The excitement of going to a new race track with your car can also bring about a flock of butterflies in your stomach. After all, you don’t want to be known as “the driver who totaled their car first time out.” Below are five quick tips to get up to speed quickly and safely so that you can be better prepared for when it’s your turn to turn laps.
Tip #1 – Review the track map. You’re going to have to learn the course sooner or later, and by studying the track map it gives you the initial information you need to know which way the course goes and how wide/tight the corners are. Make sure that you have two printed copies of the map so that you can write notes on one of them after your session. It’s a great place to debrief with yourself, your team, and driver coach.
Tip #2 – Watch in-car video. This seems obvious, but make sure that the video you watch is of good drivers in similar cars to what you’ll be pounding laps with. Also, make sure that the video you watch is not of some novice in their first-ever time on that track. Look for race winning drivers at that circuit to give you a better idea of where speed is made.
Tip #3 – Drive the track virtually in a simulator. Whether you do this at home or pay to go to a facility to rent some time on a high-end sim, this is certainly worth the investment in time. Again, try to find a car as close to your class as possible. If the sim doesn’t have your class, see if you can adjust to either “dumb down” or “performance up” the class car that the sim offers to get the most realistic version of what you’ll be doing. If possible, do some sim racing against other competitors first to really get a feel for what you’ll experience.
Tip #4 – Watch cars on course in person, if possible. Visit the track ahead of time and watch from different areas of the track. This could also be a good time to volunteer as a corner worker and you’ll be as up close and personal as you could possibly be without actually driving your car on the track.

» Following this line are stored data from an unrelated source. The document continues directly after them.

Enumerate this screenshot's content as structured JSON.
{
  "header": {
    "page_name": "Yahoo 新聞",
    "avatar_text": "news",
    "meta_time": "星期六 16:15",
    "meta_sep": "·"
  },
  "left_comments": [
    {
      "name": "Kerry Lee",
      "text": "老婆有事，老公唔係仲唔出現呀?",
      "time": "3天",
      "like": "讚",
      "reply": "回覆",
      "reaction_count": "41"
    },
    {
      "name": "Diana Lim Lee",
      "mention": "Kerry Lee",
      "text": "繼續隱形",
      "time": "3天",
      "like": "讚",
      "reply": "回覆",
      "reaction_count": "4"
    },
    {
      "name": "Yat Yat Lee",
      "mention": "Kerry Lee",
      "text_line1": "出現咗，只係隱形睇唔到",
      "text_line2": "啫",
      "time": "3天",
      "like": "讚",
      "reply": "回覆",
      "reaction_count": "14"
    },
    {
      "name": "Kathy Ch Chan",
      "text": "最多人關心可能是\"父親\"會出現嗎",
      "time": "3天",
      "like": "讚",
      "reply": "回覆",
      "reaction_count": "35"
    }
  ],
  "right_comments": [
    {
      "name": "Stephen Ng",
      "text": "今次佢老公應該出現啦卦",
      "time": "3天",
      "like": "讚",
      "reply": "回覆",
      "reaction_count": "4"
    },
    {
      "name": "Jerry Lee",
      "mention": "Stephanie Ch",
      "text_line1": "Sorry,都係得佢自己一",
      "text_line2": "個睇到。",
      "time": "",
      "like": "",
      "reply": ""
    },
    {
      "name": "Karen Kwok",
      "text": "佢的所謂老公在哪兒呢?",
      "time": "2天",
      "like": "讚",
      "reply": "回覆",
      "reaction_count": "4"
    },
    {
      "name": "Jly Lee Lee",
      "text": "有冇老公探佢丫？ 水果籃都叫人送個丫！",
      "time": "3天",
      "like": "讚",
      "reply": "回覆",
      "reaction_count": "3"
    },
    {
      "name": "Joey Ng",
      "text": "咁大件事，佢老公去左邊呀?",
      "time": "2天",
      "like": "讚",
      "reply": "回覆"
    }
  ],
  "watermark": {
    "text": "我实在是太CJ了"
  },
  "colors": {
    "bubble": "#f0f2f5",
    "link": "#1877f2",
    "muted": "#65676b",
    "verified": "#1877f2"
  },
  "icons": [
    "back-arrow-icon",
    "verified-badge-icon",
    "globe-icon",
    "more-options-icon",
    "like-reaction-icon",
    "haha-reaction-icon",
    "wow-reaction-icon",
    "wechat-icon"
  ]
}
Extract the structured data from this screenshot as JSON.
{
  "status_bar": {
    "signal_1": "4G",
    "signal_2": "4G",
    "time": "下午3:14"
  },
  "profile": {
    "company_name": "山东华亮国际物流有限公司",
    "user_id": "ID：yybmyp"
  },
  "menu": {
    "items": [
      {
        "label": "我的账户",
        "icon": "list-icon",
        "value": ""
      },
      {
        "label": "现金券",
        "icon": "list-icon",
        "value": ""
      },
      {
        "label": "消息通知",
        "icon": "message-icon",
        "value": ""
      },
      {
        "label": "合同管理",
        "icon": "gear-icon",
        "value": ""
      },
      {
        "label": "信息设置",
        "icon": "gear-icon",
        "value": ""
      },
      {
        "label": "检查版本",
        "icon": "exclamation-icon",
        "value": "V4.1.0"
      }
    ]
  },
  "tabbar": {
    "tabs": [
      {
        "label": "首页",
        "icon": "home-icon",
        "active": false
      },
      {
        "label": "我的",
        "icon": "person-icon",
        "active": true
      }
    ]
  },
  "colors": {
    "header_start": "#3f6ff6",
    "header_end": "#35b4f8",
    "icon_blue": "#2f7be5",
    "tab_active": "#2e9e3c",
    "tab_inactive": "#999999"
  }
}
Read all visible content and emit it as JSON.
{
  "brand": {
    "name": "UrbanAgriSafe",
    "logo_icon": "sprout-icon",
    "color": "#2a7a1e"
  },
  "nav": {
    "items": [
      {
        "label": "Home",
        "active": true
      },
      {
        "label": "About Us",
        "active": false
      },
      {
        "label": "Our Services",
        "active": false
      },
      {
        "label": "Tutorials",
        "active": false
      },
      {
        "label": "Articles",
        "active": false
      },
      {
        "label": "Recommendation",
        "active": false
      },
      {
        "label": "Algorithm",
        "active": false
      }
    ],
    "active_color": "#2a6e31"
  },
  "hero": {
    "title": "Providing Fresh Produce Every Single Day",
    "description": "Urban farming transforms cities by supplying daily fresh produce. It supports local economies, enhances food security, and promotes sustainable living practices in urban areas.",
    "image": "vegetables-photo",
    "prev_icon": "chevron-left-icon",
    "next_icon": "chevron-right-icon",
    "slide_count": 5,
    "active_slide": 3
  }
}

Tip #5 – Complete a track walk if possible. By walking the track, you’ll have a better idea of elevation levels, grip changes with different areas of pavement. This can be done via walking, scooter, golf cart, etc. Just make sure that you take your track map with you and write some notes down about elevation, camber, curbing, grip and potential passing opportunities. Keep safety in mind and also look for safe places to pull off (in case of mechanicals) and where the corner worker stations (fire bottles) are located.
Tip #6 – This is a bonus tip. Talk to other drivers in similar cars/classes and learn from the ones you trust. This is where a driver coach can help. Fast Lane has numerous driver coaches that have competed on many tracks in many different types of cars. Tap into that wealth of knowledge.
There’s no substitute for actual seat time, however, by completing the tips above before arriving for your first laps, you’ll be well on your way to having a successful time on track. Good luck!